Честь Джека Абсолюта | страница 20



— Черный Джек! — раздался дружный рев, за которым последовал громкий, требовательный выкрик: — Тост! Пусть провозгласит тост!

Джеку бросили кружку, и он поймал ее на лету, хотя и выплеснул что-то себе на рубаху. После болевого приема, продемонстрированного наверху Рыжим Хью, юношу все еще малость мутило, но он понимал, что нерешительность напрочь закроет ему путь в общество, привлекавшее его куда больше, чем компания вонючего Линка. А уж какая здравица уместна в таком обществе, Джек знал.

— Милорды! — воскликнул он. — Выпьем зато, чтобы каждый получил по заслугам! Все пуритане — сифилис, все политиканы — петлю!

— Ха! — грянул кубрик.

Казалось, до дна оловянной кружки ему предстояло добираться века, но, добравшись, он мгновенно почувствовал себя лучше. И еще лучше, когда уселся послушать игру взявшегося за свою скрипку Мерфи.

* * *

Насчет скрипача Рыжий Хью оказался прав: существовала прямая связь между качеством извлекаемых им из инструмента звуков и количеством поглощенного рома. Где-то около получаса это соотношение оставалось таким, как нужно, потом ром, явно в ущерб гармонии, постепенно взял верх, и наконец музыкант стал клевать носом и пиликать что-то неприемлемое для слуха. На этой стадии кто-то забрал у Мерфи скрипку и смычок, после чего тот растянулся на полу и уснул.

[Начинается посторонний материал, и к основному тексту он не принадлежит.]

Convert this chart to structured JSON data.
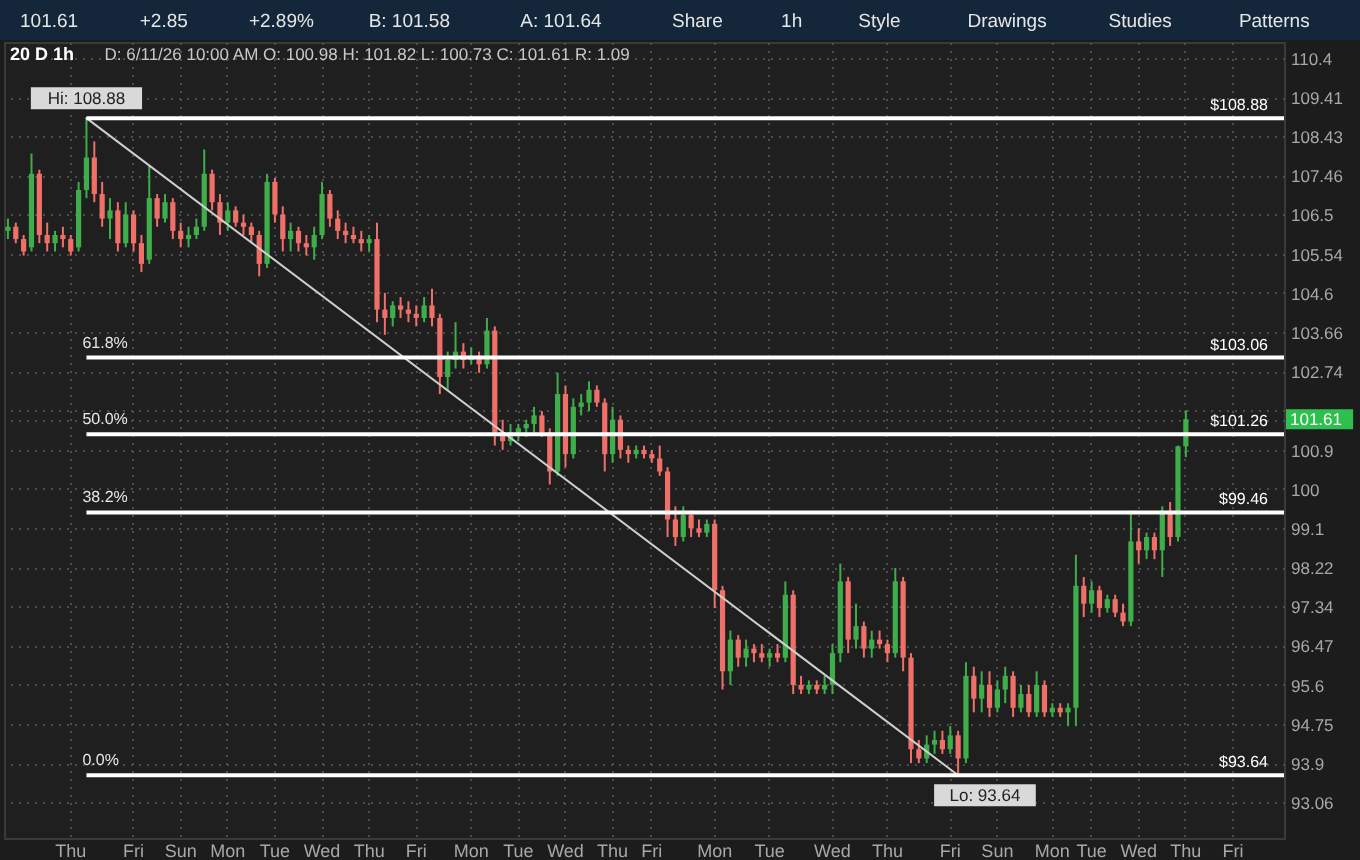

Музыка смолкла, но тишина царила недолго. Какой-то юнец поднялся на ноги и, заложив руки за спину, затянул ломким голосом: «Не покину Лохабер».

Более половины из не упившихся до отключки матросов подхватили старую якобитскую песню, и Джек был одним из них. Он пел, зажмурившись и чувствуя себя не на борту «Нежной Элизы», а в Вестминстере, в кругу верных друзей, в заднем зальчике «Пяти каминов» на Тотхилл-филдс, куда каждый школяр считал своим долгом являться десятого июня, вставив в петлицу белую розу, что знаменовало собой демонстрацию приверженности Старому Претенденту на трон в день его рождения.

Я уйду, моя подружка, в бой за славой и за честью.
Ну а если повезет мне, если я в бою не сгину
И вернусь к тебе со славой, чтоб опять мы были вместе,
Ни тебя, ни наш Лохабер уж вовеки не покину.

Когда певец смолк, Джек открыл увлажнившиеся глаза и поймал внимательный взгляд ирландца. Голос Хью показался ему тихим, едва слышным, ибо песня внутри него все еще продолжала звучать.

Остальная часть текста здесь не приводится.